Low to Medium GI Foods
- These produce only small to medium fluctuations in our blood glucose levels, so are desirable for overall health and wellbeing, especially when it comes to maintaining a healthy heart and a healthy weight.
- Low GI eating patterns have benefits for weight control as they help control appetite and delay hunger.
- Examples of SunRice rice varieties with a low to medium GI include:
- Doongara Clever Rice
- Premium White Long Grain Rice
- Medium Grain Brown Rice in 90 Seconds
- Basmati Rice
High GI Foods
- These release glucose (sugar) into the bloodstream quickly so are particularly beneficial to athletes and recreational sports people, especially those who require an immediate fuel source whilst training or during recovery from training.
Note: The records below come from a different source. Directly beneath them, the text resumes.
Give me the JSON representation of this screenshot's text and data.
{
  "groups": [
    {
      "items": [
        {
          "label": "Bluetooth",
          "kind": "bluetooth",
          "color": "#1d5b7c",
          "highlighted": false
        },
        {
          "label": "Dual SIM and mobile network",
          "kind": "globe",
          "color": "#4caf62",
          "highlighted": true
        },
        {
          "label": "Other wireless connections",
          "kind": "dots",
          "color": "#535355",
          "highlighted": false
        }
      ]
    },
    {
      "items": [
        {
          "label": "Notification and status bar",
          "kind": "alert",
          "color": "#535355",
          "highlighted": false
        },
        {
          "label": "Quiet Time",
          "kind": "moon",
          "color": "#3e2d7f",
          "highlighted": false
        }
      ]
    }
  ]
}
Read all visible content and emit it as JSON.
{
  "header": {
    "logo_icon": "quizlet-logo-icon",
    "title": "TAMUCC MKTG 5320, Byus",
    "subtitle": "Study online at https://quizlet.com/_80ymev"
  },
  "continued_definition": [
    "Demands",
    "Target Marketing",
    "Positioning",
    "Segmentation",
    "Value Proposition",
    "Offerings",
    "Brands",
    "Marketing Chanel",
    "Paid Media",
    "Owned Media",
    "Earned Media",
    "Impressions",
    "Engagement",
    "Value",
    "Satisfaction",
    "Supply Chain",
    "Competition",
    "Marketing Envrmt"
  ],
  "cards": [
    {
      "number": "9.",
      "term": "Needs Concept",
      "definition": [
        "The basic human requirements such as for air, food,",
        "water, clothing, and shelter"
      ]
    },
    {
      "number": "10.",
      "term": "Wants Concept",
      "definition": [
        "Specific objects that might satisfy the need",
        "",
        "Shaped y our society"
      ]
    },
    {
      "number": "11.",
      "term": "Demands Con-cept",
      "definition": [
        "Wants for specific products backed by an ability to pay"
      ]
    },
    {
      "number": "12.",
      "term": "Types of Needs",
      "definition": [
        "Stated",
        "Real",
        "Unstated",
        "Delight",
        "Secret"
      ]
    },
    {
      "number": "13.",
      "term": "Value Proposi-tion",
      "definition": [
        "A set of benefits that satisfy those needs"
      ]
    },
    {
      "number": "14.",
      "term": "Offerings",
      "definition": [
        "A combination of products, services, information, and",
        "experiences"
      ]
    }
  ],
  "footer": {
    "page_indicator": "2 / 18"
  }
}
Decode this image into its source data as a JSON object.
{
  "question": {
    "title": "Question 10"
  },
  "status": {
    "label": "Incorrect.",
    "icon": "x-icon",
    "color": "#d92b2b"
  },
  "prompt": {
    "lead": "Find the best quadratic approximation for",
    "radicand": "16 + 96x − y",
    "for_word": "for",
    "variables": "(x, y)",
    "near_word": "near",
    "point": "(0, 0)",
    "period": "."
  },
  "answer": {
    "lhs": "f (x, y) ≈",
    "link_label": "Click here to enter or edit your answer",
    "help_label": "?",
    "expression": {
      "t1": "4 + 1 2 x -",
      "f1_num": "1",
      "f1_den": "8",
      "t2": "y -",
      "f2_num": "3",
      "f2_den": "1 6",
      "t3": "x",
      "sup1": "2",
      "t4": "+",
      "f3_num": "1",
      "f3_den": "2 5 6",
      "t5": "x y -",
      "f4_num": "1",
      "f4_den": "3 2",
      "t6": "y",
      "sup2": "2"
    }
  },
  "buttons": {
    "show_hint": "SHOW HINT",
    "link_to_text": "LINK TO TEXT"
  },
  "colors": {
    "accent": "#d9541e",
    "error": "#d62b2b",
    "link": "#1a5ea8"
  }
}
- High GI foods can also be beneficial to children and teenagers needing quick acting energy during sports carnivals and very active days.
- GI is only one part of choosing a healthy eating plan. You should also consider a food’s other nutritional qualities (e.g. fat, sugar, salt, fibre, vitamin and mineral content). For example, some high GI foods, like brown rice, are low in saturated fat, low in sodium, high in fibre and packed with essential vitamins and minerals.
- Nutrition packed, high GI foods such as these are not just suitable for athletes and other sports people, but they are suitable for everyone as part of a healthy eating pattern.